In the social media and marketing world there is a concept called “brand democratization”, which refers to the notion of having your customers contribute to and partly shape a brand’s identity. Marty Neumeier, who has written extensively on branding, asserts that a brand isn’t what the producers of the product say it is, but rather what the customers say it is.
The notion that the meaning and identity of a brand is outside of the control of those that develop a product is unsettling for many in business. Social media only amplifies this feeling. A social media consultant I work with once relayed a story about how a client (a big company) once asked how they could use social media to control their message more effectively and how unsettled they were to hear that “control” is not what social media is about and frustrated at the thought that they were no longer in the driver’s seat.
To some extent, we are seeing the same thing take place in the health sector, particularly in areas of great complexity. As complex chronic conditions become more prevalent and the number of people with multiple chronic conditions represent a larger proportion of the population (a near inevitability in societies with aging demographics and better health care), complexity will gain a greater place in our health care policy discourse.
Evidence-based medicine holds very clearly a sense of what is good and not-so-good quality content. Hierarchies abound and medical students are taught early on about what the best evidence is and how it is generated. The problem with the “best evidence” in health care is that it typically comes from studies focused within a rather narrow contextual band of activity using designs that aim for simplicity, not complexity. In standard research programs the aim is to reduce variation, not embrace it.
This is nearly the opposite of complex systems, where variation is, to a point, the key to learning and adaptation. Making sense within a complex system requires deep appreciation of context and an understanding of one’s position within the system. However, because such positions are relative, the ability to hold “expertise” in a system is limited. Indeed, there are many who occupy positions where they have great knowledge and the ability to re-interpret and generate evidence as opposed to only a few.
Does this create evidence democratization? When there is so much information from many sources, a need for contextualized feedback and many actors with useful experience and knowledge occupying different positions related to a problem, it seems that the answer is “yes”.

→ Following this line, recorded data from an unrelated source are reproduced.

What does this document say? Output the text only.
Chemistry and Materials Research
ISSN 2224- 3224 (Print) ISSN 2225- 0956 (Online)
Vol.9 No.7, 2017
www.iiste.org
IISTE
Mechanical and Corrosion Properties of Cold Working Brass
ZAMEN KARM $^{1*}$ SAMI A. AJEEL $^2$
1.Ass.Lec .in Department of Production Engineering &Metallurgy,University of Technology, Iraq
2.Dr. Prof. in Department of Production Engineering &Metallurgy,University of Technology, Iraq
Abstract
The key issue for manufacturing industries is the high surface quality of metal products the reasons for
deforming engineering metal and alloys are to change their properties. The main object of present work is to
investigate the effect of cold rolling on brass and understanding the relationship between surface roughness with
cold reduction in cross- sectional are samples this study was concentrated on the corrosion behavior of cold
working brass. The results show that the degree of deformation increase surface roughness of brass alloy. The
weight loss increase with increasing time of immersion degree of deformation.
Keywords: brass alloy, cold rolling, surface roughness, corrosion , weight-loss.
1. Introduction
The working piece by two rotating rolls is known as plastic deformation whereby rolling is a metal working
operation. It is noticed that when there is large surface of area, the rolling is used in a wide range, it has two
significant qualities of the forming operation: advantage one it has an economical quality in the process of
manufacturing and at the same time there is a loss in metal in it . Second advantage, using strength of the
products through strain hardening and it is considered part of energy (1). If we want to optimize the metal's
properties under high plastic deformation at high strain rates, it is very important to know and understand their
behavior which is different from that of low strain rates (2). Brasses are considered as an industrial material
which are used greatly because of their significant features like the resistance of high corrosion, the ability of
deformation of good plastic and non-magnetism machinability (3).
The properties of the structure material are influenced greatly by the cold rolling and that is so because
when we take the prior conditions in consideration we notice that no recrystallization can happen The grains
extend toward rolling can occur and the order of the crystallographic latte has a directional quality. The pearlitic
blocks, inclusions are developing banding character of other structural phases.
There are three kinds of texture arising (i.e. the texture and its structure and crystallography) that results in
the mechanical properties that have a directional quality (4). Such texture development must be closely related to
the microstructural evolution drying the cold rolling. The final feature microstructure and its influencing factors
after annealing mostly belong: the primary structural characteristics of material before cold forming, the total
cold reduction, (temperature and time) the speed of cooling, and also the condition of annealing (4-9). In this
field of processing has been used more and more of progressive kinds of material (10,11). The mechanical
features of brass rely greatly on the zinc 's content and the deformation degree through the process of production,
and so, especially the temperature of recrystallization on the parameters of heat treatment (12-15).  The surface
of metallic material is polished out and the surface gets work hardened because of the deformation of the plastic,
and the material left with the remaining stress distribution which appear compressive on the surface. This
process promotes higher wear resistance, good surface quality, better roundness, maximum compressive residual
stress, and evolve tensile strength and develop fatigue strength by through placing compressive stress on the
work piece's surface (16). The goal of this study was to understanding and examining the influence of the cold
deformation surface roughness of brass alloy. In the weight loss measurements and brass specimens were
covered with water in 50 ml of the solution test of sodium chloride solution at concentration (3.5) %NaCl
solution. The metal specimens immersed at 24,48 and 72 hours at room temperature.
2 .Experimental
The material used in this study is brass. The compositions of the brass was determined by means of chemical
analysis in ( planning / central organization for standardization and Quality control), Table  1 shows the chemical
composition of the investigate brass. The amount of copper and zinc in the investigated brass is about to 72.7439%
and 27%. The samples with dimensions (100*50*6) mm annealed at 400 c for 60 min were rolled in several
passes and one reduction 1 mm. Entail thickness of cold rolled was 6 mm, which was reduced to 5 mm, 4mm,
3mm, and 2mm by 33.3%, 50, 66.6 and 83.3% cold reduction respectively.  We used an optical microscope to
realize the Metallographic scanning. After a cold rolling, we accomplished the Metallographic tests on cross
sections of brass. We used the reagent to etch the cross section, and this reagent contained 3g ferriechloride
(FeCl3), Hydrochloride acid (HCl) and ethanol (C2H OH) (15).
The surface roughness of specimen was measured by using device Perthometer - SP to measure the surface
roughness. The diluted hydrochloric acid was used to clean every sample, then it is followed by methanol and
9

Social media operates within an environment of complexity due to the widescale involvement of diverse actors working in a coordinated, yet sell-organized manner, across many boundaries within multiple overlapping contexts. What is “true” within a social media sphere is only made so by the application of that knowledge within a particular context. A blog only has meaning to its creator and her or his audience, not the entire system. Yet, the actors engaged with that content may take it and rework it, retweet it, or post it in a new environment, where it is transformed into something else. If that “something else” has value, it lives onward.
In health contexts, that value might be very different depending on the condition and the manner in which that knowledge is applied. From a traditional evidence-based health approach, this is utterly terrifying. How can evidence be re-interpreted? What are the harms associated with taking something from one context and applying them to another for which it wasn’t designed? These are concerns, yet it is hard to imagine that there isn’t also some potential value in exploring ways in which this plays out in chronic and complex conditions given that the evidence is rarely that “hard” going in.
Are we on the cusp of a new wave of evidence democratization? And if so, are we going to be healthier as a result of it? More innovative? Or in deep trouble?